Saturday, April 26, 2008

"So, what, he gets a medal for correctly identifying a feeling?"
What's an apology worth? When does "I'm sorry, and I learned something" give way to "I know better but I fucked things up anyway"? It depends on the recipient's particular flavor of co-dependency, their propensity to think, "This will be the last time; it will all change with me." Sometimes it's about a person's sense of self-worth: "I deserve [this or that type of treatment] because I'm [damaged in this or that way]." For me, often, it's about balance: "Everything has been good for awhile. I'm strong. I can handle this right now."
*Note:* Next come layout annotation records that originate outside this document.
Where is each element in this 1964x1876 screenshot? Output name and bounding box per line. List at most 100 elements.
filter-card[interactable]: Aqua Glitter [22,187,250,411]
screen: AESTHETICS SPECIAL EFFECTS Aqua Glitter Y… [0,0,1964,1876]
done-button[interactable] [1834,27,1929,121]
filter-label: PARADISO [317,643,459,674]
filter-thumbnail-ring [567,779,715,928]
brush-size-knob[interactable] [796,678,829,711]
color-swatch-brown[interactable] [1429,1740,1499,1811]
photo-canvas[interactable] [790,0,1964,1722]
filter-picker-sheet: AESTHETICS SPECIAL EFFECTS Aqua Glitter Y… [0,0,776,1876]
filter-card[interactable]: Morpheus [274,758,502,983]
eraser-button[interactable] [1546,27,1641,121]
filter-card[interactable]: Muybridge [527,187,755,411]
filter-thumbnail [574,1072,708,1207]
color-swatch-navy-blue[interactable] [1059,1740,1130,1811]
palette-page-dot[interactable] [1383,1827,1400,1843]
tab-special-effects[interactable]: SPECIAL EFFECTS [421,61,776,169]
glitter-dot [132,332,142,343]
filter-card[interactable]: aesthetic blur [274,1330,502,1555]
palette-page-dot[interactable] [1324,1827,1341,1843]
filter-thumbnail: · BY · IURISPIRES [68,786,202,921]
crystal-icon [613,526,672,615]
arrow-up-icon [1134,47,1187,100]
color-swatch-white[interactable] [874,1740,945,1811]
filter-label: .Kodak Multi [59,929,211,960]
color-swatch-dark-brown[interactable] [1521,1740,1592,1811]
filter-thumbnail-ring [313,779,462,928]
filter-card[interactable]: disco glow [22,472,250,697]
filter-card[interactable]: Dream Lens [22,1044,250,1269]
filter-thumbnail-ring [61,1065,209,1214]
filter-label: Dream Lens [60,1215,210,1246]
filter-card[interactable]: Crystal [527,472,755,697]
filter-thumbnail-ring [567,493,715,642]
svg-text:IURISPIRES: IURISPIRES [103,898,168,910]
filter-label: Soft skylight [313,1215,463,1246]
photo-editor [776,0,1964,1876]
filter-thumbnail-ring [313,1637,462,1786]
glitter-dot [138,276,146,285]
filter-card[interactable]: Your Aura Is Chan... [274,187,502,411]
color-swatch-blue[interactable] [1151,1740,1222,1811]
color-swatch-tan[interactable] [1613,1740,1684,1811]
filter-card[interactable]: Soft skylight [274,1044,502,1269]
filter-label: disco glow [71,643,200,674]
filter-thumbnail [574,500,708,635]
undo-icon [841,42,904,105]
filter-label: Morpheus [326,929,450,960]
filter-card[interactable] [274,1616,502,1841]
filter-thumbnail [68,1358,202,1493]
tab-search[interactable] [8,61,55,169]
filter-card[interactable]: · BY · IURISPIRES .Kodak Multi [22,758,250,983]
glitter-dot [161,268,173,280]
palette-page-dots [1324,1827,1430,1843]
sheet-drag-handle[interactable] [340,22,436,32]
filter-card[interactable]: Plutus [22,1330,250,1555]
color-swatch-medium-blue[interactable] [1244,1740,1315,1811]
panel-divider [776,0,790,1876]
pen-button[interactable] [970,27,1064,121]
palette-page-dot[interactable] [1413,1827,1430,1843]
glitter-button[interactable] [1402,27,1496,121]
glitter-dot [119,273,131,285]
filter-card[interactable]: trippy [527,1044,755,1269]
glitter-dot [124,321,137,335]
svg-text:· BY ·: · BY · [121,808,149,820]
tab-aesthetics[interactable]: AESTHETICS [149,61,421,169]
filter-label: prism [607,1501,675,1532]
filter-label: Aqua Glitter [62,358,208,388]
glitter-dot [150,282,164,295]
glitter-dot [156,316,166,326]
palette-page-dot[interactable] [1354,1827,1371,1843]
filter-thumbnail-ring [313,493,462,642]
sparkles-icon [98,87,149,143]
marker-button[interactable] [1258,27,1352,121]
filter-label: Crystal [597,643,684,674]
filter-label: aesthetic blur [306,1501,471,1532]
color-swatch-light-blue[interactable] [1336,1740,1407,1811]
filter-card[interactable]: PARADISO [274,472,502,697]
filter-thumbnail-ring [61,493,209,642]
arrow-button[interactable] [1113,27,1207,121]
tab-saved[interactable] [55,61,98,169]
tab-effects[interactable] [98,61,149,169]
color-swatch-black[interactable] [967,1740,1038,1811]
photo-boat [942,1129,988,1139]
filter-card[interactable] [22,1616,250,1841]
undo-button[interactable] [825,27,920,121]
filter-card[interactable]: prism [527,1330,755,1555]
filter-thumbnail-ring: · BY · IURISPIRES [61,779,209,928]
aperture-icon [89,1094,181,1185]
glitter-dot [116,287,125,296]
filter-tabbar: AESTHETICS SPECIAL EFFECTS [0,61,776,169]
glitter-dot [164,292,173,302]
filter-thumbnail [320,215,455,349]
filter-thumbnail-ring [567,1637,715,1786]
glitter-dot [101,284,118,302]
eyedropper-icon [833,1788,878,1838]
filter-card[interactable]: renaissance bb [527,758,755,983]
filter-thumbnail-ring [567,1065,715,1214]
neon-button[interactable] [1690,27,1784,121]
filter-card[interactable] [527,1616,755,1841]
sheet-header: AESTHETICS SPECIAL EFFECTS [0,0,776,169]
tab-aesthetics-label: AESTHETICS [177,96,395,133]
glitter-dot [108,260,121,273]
Mostly, though, I think it's about my propensity to behave the same way. To sympathize. To relate. I do, on some level, forgive behavior that I can see myself repeating in a reasonably short timeline (or have already manifested not long ago). And I can't be dishonest about who I am. Well, maybe I can to you, but not to myself. Not any more than I can wear a navy-blue suit and feel at home. But that doesn't mean I don't still behave in ways that I know are beyond me, beneath me. Ways that I know, at "my age," are bad/wrong/inappropriate/immature/whatever.

So, as messed up as it is, aren't I forgiving you in order to forgive myself? Isn't it all just a ruse to excuse myself for behavior that the better part of me can't abide? And what does that say about me, that I let both of us treat me this way?